Thursday, 07/14/2011 9:05:19 AM

Thursday, July 14, 2011 9:05:19 AM

Post# of 367194
Remember when we talked about CTR (Confidentiality Treatment Request)?

I was guessing that the reason ERHC could withhold seemingly material information with out upsetting the SEC is if it had gotten a CTR on the information from the SEC, including a request to treat the application for the CTR confidentially as well.

If I recall, the minute something covered in the CTR becomes public knowledge, then the entire CTR is lifted, and now the SEC may force ERHC to reveal the NSAI, drill analysis, AIM, everything. (but I could be wrong, I am not a lawyer).

However, all of that information would be totally moot, if turns out that ERHC now has to pay SNP upwards of $60 million for Phase 1 exploration and drilling costs as a result of losing its free carry as a result of those documents becoming public.

ERHC does not have this money, and if Ledbetter did not get confidentiality agreements from Envoy and Consus Group, then ERHC might not have legal recourse against those entities. (again I am not a lawyer).

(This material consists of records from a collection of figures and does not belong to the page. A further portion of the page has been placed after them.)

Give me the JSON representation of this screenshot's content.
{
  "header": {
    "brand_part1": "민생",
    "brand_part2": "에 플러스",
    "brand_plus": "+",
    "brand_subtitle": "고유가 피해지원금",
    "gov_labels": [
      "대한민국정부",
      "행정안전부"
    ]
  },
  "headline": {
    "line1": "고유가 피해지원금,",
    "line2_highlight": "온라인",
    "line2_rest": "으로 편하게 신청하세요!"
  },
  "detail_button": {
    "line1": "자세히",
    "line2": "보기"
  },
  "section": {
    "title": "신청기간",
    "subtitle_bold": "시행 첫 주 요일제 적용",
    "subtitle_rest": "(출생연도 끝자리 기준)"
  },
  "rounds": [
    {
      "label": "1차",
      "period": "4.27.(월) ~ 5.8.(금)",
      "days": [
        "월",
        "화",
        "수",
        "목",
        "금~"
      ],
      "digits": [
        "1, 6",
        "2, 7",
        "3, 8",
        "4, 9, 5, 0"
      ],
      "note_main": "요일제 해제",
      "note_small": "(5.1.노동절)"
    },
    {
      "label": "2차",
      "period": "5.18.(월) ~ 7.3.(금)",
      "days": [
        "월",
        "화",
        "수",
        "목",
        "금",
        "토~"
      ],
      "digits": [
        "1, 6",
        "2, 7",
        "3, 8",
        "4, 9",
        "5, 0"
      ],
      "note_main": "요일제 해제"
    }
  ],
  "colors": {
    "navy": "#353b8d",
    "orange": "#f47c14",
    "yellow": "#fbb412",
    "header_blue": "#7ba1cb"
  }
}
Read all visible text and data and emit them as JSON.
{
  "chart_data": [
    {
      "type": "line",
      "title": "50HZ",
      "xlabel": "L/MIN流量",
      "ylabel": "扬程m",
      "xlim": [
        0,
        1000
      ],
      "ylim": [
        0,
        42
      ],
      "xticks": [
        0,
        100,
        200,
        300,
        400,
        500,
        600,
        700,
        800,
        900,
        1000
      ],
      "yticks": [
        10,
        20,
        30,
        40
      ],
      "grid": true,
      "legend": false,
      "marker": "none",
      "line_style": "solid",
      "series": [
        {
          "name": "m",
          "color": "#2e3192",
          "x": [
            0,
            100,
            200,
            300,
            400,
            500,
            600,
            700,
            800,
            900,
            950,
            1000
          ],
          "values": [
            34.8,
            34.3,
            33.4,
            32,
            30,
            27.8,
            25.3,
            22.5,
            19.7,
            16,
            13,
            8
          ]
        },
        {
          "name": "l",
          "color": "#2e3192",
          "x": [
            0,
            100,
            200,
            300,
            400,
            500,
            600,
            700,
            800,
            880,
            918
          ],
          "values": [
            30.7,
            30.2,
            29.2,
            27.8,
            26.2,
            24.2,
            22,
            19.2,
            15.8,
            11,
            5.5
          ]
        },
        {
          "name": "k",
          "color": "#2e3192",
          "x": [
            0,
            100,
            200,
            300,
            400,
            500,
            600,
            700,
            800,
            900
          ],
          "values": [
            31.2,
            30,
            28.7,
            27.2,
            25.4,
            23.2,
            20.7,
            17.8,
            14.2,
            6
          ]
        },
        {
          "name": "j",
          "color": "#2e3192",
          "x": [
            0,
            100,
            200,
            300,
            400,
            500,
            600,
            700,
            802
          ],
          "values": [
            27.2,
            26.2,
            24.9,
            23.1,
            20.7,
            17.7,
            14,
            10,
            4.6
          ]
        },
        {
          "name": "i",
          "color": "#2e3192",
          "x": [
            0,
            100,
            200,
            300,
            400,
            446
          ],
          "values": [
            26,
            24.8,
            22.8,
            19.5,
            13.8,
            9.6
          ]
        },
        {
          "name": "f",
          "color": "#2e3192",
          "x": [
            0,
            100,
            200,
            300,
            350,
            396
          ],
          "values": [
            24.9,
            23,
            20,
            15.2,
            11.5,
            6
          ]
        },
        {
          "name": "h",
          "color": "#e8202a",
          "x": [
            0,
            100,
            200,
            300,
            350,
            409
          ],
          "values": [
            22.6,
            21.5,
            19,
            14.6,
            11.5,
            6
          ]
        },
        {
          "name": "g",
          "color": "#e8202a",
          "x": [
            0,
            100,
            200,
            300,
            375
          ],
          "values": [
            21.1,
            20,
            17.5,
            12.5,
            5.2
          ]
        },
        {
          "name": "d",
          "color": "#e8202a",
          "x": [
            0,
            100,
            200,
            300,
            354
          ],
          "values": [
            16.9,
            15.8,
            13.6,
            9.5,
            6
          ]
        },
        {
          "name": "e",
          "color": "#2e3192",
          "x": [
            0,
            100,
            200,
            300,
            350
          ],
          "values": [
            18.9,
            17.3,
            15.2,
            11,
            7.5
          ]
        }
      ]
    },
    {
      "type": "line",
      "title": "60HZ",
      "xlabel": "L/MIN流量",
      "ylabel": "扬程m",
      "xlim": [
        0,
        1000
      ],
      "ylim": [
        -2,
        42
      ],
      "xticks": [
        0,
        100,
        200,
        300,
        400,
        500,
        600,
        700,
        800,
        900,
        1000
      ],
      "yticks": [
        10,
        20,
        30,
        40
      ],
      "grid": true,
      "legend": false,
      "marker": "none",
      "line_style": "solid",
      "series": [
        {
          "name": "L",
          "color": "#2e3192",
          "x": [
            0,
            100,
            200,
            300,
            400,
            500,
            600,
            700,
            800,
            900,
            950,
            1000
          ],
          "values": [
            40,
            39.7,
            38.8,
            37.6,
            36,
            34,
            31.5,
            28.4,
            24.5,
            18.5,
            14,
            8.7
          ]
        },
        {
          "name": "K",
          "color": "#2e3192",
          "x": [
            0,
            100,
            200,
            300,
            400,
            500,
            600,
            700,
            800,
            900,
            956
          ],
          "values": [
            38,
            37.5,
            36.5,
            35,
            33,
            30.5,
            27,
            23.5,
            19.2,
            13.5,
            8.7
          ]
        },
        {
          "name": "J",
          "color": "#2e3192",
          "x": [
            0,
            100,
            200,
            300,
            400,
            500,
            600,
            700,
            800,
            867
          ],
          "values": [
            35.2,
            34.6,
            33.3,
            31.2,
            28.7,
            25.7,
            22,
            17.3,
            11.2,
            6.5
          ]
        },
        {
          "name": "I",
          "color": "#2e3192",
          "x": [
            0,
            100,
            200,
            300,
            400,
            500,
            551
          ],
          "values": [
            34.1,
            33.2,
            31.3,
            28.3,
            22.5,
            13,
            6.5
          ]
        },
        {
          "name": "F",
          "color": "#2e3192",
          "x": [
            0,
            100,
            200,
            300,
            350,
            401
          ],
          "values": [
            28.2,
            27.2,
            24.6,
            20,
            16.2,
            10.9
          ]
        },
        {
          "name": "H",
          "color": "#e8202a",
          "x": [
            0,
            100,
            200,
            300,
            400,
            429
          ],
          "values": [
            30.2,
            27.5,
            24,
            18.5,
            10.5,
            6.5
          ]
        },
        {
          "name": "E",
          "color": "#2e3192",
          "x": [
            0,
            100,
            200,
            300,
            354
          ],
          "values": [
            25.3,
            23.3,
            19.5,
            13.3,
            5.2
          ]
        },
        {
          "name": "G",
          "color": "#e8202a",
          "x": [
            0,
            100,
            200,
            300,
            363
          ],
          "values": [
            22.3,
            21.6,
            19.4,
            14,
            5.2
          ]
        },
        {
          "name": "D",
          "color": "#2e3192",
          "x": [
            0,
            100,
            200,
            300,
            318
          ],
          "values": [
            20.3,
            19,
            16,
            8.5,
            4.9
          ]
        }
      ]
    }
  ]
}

Besides, even if ERHC did sue, I doubt that Envoy (whose only asset seems to be a strip mall in Virginia) has the wherewithall to pay the $60 million plus future drilling and production costs.

Not to mention that litigation takes for ever.

This could become a really BIG BIG problem for ERHC.

Well, everyone wanted the drill data, NSAI, etc., and if there was a CTR in place and it is lifted, you will likely get it...but be careful what you wish for.

I have a feeling we're screwed here.

Krombacher - the above is all hypotheticals and may be completely wrong. We need a PR from the company RIGHT NOW.